The US PGA Championship, as the final major, tended to mark the climax of the season. The FedEx Cup is not going to upstage that, but what it is hoped to achieve is to provide a clear conclusion instead of meandering towards the end amid a mood of deepening apathy.

Of a total purse of $35m, the $10m, claimed to be the biggest prize in world sport, will not exactly come in the form of a big bag of jingling money that could be donated to charity, as KJ Choi said he would do if he wins.

Much more boringly it has been described as an annuity that will be placed in retirement accounts, and it might be 20 years before the winner, who will probably be Tiger Woods even though he has opted out of the first play-off, can get his hands on it.

Points have been collected on the PGA Tour all season, another layer of statistics to a sport laden with rankings, orders of merit and performance data, and naturally the world No.1 is a long way ahead of anyone else.

Woods, though, has more to do to win the big prize than you might think looking at his huge lead. He has 30,574 points compared to second-placed Vijay Singh's 19,129 and the mischievous part of this system is that the points will be reset for the play-offs so that he has a lead of only 1000. The absent Woods will start with 100,000 points and Singh 99,000. It reduces to 84,700 for the player who is 144th, and more points will be earned based on finishes in the play-off events so that, in theory, the player currently places 144th can still finish on top.

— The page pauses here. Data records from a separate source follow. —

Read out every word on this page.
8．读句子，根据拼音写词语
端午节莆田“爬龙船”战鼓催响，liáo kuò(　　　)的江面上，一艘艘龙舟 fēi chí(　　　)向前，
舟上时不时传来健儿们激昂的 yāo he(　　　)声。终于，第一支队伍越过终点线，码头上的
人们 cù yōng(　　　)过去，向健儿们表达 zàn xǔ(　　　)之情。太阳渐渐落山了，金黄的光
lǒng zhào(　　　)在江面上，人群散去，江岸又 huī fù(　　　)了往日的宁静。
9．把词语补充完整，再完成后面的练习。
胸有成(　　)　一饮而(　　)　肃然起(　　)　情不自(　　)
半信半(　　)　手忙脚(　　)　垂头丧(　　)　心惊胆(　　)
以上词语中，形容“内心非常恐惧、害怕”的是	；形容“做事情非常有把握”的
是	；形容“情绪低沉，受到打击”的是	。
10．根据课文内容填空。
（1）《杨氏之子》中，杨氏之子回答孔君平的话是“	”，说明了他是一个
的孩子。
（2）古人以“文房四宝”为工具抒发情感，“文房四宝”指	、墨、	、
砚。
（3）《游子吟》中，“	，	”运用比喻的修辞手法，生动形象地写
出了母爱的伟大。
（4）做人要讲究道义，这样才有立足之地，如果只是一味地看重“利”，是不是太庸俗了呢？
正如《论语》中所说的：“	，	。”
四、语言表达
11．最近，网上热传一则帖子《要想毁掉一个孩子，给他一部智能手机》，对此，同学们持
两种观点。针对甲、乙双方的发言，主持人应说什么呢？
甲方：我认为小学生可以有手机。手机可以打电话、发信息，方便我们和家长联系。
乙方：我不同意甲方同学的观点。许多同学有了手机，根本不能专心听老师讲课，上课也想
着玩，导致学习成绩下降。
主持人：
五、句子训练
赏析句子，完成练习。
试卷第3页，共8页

All 144 will have the chance to contest this week's Barclays Championship, and the bottom 24 will be eliminated. The field of 120 for the Deutsche Bank Championship next week will reduce to 70 for the BMW Championship the following week, and finally 30 for the Tour Championship at East Lake, Georgia, on September 13 to 16, after which the player with the most points will be handed the dough.

That could make for an untidy conclusion, as the winner of the Tour Championship will not necessarily win the FedEx Cup as well. Indeed, the winner of the FedEx Cup could be determined before the Tour Championship even starts.

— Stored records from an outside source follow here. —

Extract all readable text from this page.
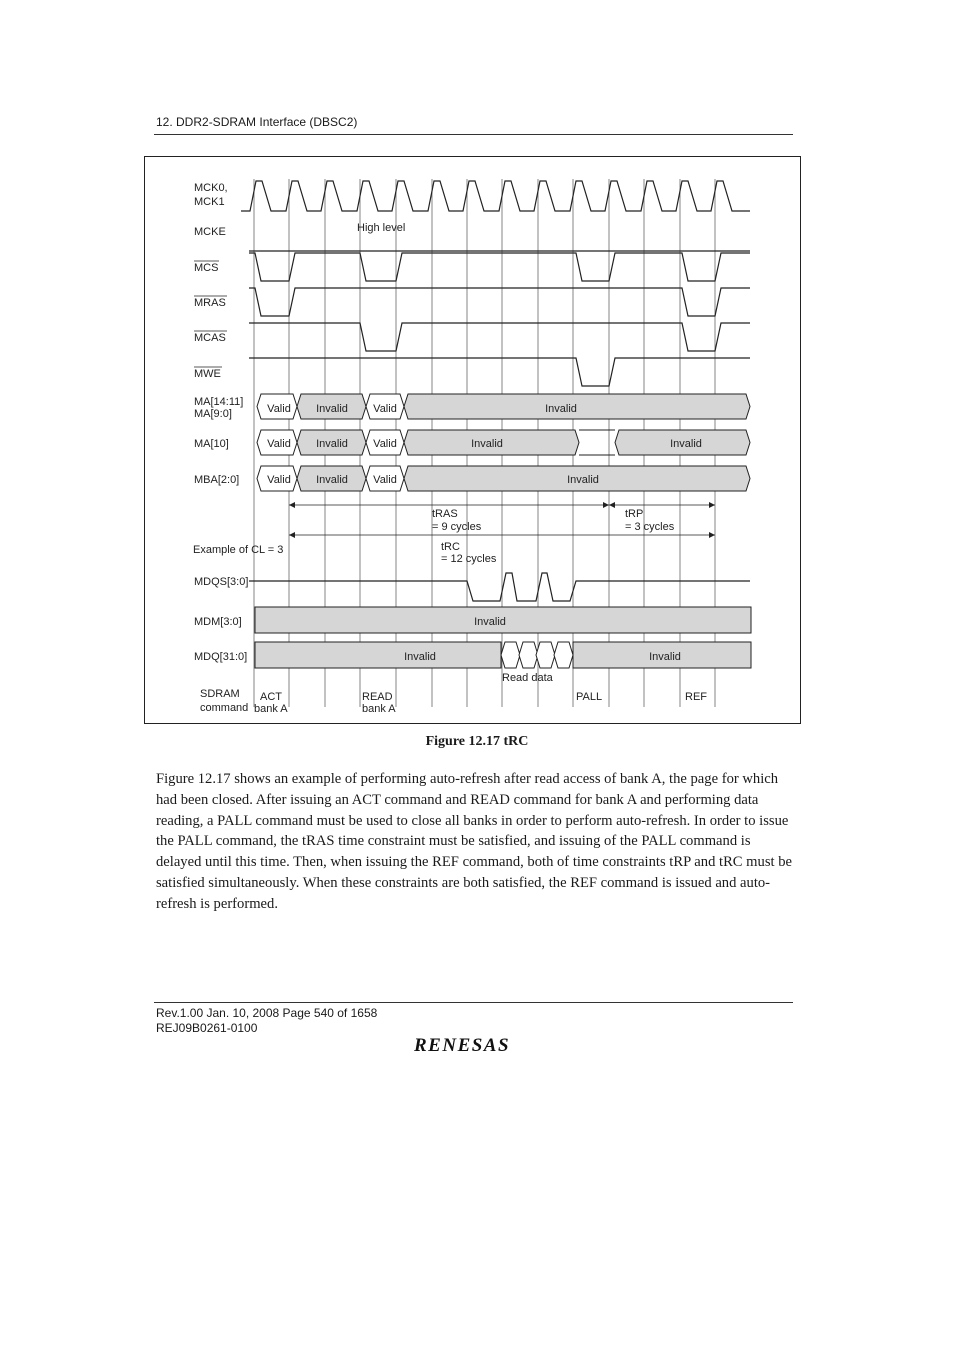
12. DDR2-SDRAM Interface (DBSC2)
MCK0,
MCK1
MCKE
MCS
MRAS
MCAS
MWE
MA[14:11]
MA[9:0]
MA[10]
MBA[2:0]
Example of CL = 3
MDQS[3:0]
MDM[3:0]
MDQ[31:0]
SDRAM
command
Valid Invalid Valid	Invalid
Valid Invalid Valid	Invalid	Invalid
Valid Invalid Valid	Invalid
Invalid
Invalid	Invalid
High level
tRAS
= 9 cycles
tRP
= 3 cycles
tRC
= 12 cycles
Read data
ACT
bank A
READ
bank A
PALL	REF
Figure 12.17 tRC
Figure 12.17 shows an example of performing auto-refresh after read access of bank A, the page for which had been closed. After issuing an ACT command and READ command for bank A and performing data reading, a PALL command must be used to close all banks in order to perform auto-refresh. In order to issue the PALL command, the tRAS time constraint must be satisfied, and issuing of the PALL command is delayed until this time. Then, when issuing the REF command, both of time constraints tRP and tRC must be satisfied simultaneously. When these constraints are both satisfied, the REF command is issued and auto-refresh is performed.
Rev.1.00 Jan. 10, 2008 Page 540 of 1658
REJ09B0261-0100
RENESAS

There are two main reasons for its introduction. First, it is to create the kind of shorter, sharper season that Woods and Mickelson, who drive the TV ratings, have been seeking. Woods is wanting it to be shorter still and it will be interesting to see if he can finish on top, despite playing in only three of the four events.

Secondly, the series is to end the PGA Tour with a bang before golf vanishes in US consciousness as the American football season gets under way.

The effect of the restructuring has been felt on this side of the Atlantic, with many tournaments short of top players who have been lured to the ever more lucrative PGA Tour.

Europeans, accordingly, are making their presence felt with Sergio Garcia (12th), Padraig Harrington (20th), Justin Rose (21st), Luke Donald (22nd) and Henrik Stenson (31st) all at the top end of the points standings.

After the play-offs, there will be lesser PGA Tour events at which the lower orders can fight out who retains their Tour cards and at that point, with no significant competition from the US, the focus will return to the European Tour, which will be lifted by the returns of Harrington & Co.

The British Masters that has recently heralded the start of British involvement on the Tour in May has been shifted to September 20 to 23, the week after the Tour Championship, to mark the start of a strong tail-end of the season.

The Seve Trophy, Dunhill Links Championship and HSBC World Matchplay Championship will follow in a rousing conclusion to the European Tour, leading up to the Volvo Masters in Spain.